Tamerlan gülümsedi, Olesya ile vedalaştı ve Bauman Caddesi’nde yürümeye devam etti. Nihayet oturdukları apartmana gelmişti. Derin bir nefes aldı, neyle karşılaşacağını bilmiyordu çünkü. Aslında Kristina ile karşılaşmamak için dua ediyordu çünkü saçma bir hareket yapmaktan korkuyordu.
Tamerlan biraz duygusal birisiydi ve bazen duygularını çok açık yaşıyordu. Kristina ise bundan rahatsız oluyor ve ona cüzzamlı gibi davranıyordu. En sonunda Tamerlan ona karşı nötr olacağına söz vermişti, hatta yakın zamanda yaşadığı panik atak krizinde hastaneye kaldırıldığında Kristina’ya haber bile vermemişti. Kristina’nın sonradan haberi olmuştu fakat habersiz kaldığı için sitem bile etmemiş, sanki normal bir şeymiş gibi karşılamıştı bu haberi.
Tamerlan, bir şeylerin bittiğini o gün anlamıştı.

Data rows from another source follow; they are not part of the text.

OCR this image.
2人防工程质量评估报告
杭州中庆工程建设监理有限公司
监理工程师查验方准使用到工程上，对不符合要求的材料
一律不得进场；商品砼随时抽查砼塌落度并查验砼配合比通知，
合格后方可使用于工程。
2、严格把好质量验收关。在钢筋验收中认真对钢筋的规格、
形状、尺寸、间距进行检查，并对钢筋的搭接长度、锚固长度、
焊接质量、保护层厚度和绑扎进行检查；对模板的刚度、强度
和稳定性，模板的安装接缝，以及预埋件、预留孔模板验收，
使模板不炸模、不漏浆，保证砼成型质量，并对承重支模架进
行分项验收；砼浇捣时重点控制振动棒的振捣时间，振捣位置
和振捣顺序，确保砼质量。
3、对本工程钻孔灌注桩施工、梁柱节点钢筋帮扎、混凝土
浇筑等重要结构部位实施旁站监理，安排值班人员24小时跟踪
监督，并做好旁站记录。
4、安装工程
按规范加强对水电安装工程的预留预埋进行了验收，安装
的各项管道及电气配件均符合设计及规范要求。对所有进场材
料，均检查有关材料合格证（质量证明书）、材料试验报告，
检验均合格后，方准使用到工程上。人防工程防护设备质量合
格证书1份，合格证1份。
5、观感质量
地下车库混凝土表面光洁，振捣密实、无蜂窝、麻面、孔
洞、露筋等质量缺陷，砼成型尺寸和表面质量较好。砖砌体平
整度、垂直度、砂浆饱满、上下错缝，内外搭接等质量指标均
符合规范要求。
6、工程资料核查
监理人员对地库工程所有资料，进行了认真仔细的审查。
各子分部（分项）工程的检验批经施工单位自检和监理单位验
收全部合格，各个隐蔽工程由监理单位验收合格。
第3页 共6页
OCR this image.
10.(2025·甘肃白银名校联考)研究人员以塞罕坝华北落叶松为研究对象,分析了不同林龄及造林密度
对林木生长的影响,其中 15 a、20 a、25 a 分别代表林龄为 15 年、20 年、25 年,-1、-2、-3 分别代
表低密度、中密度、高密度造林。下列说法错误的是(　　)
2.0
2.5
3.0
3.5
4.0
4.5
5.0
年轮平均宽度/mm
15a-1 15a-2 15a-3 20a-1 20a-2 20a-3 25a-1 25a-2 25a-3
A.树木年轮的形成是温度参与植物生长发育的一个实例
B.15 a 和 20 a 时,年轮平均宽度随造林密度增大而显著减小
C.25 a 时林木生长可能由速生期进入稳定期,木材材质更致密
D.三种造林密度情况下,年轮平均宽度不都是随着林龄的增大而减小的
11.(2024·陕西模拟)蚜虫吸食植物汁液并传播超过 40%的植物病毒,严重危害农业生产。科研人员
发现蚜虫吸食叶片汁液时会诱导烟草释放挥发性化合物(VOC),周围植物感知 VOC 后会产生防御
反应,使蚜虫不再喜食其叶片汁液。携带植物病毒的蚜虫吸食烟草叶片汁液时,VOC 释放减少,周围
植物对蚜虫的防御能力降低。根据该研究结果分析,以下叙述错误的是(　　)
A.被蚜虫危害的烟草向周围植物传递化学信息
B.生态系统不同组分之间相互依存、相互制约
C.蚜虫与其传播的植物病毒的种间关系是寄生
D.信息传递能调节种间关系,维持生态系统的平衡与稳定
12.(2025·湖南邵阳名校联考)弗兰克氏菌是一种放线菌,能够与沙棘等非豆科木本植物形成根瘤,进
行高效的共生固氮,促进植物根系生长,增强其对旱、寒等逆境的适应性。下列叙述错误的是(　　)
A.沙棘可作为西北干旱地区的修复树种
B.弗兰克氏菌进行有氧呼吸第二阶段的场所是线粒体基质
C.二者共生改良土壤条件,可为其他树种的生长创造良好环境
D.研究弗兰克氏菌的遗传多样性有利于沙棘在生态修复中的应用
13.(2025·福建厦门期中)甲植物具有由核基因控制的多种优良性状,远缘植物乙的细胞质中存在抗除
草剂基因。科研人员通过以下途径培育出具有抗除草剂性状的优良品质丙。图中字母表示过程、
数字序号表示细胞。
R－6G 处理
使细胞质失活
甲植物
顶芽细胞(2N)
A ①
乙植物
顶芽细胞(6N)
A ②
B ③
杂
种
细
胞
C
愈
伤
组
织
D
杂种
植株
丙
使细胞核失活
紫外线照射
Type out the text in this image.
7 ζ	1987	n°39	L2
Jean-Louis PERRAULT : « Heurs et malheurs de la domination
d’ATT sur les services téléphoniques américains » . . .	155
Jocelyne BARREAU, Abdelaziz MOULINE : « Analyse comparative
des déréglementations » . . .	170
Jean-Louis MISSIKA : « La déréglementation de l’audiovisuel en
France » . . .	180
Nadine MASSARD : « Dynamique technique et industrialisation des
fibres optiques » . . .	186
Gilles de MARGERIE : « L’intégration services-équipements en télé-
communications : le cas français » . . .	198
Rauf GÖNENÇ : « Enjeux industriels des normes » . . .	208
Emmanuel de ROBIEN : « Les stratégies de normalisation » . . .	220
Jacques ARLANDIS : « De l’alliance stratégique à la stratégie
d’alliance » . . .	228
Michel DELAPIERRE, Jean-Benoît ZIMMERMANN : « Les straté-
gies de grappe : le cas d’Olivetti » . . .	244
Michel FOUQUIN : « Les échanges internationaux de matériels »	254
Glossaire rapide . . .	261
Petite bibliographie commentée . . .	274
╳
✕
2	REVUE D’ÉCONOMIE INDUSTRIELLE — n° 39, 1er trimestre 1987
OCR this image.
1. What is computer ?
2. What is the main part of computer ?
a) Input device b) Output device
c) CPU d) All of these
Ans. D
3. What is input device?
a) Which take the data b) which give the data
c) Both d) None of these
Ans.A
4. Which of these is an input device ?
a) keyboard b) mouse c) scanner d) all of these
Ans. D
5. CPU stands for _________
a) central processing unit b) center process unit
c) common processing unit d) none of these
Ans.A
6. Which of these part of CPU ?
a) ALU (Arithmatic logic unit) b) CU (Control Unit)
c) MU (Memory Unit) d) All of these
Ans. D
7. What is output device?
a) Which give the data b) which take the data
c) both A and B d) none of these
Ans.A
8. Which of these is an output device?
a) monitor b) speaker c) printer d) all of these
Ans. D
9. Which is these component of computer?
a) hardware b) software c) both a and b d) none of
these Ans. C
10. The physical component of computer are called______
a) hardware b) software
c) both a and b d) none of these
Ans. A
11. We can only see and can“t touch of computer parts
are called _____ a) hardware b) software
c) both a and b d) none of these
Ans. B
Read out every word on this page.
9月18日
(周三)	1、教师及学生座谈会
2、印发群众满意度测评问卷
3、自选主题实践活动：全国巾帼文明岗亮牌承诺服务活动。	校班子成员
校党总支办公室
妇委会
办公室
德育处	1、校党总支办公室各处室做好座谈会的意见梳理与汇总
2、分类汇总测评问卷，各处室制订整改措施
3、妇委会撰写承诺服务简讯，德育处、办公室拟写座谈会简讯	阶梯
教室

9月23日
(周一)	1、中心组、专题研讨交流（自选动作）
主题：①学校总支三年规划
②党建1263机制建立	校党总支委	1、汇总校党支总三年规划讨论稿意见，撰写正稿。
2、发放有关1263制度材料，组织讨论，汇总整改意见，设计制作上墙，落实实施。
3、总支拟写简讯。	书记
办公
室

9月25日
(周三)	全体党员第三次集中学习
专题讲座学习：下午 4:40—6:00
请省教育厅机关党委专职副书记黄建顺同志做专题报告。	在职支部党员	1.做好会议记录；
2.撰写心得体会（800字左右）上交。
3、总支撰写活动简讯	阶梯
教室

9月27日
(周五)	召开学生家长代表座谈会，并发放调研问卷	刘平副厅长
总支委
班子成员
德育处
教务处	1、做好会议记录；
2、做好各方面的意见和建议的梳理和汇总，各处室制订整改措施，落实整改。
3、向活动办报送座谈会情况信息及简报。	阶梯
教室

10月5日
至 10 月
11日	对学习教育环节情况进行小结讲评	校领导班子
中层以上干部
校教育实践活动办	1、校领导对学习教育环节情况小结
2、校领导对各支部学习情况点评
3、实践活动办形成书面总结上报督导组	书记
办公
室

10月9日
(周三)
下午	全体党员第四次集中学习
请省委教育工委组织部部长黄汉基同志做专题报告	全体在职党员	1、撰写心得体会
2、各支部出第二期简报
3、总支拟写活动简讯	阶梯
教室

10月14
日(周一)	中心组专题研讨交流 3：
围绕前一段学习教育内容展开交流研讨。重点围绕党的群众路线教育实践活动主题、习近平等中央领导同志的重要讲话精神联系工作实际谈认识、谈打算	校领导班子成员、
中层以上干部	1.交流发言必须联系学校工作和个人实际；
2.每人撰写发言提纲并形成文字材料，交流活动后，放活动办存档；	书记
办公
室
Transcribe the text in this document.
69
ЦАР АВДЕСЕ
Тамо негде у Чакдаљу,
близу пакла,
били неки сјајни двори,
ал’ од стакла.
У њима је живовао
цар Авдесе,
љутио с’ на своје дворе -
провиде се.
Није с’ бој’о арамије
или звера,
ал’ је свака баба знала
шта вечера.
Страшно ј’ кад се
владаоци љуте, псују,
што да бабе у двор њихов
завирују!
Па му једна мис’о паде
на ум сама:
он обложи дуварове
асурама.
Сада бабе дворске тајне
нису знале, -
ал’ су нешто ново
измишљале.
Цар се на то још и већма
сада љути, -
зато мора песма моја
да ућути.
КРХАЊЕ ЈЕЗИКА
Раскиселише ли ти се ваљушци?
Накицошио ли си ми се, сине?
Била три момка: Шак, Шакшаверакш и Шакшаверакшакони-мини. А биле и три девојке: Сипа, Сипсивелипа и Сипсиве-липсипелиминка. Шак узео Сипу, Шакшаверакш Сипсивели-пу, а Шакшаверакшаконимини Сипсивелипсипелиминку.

Evinin kapısını açarken apartmanın içinde topuklu ayakkabı sesi yankılandı. Tamerlan’ın hafızası güçlüydü, bu onun sesiydi. Kristina okuldan gelmiş olmalıydı. Yukarı çıkarken Tamerlan’ı gördü ve onu gördüğüne hiç mutlu olduğu söylenemezdi ama sanki mutsuz olmuş değil de bıkmış gibiydi. Tamerlan’a yaklaştı ve memnuniyetsizlikle sordu, “Burada oturmaya devam mı edeceksin?” Tamerlan ise çok şaşırmıştı çünkü bu soruyu beklemiyordu. “Ayrıldık diye apartmandan mı gitmem gerekiyordu,” dedi. “Senin kalbinden sürülmüş olmam yetmiyor mu, bir de evsiz kalmamı mı istiyorsun?” Kristina tepki vermedi, “Böyle süslü sözlere gerek yok,” dedi. “Ben sana dediğim gibi seni hayatımda istemediğim için görmek de istemiyorum.” İşler çirkinleşiyordu. “Sen ciddi misin ya, evimden mi kovuyorsun beni? Bu ev benim, hatırlatırım.”
Kristina güldü, hiçbir şey demedi. “Senin derdin ne,” dedi Tamerlan. “Güzel güzel anlaşıyorduk, neden böyle davranıyorsun? Başka birisi mi var?” Kristina başını salladı, “Yok, ayrıca olsa bile seni ilgilendiren bir durum da yok.” Tamerlan atıldı, “İlgilendiriyor Kristina Hanım, bitmemizin sebebi bir başkasıysa ilgilendiriyor.” Kristina yarım ağızla güldü, “Sen önce bir kılığına bakar mısın lütfen her yerin un olmuş. Benim yanıma yakışıyor musun acaba? Önce bir kendine gel, sonra konuşuruz.”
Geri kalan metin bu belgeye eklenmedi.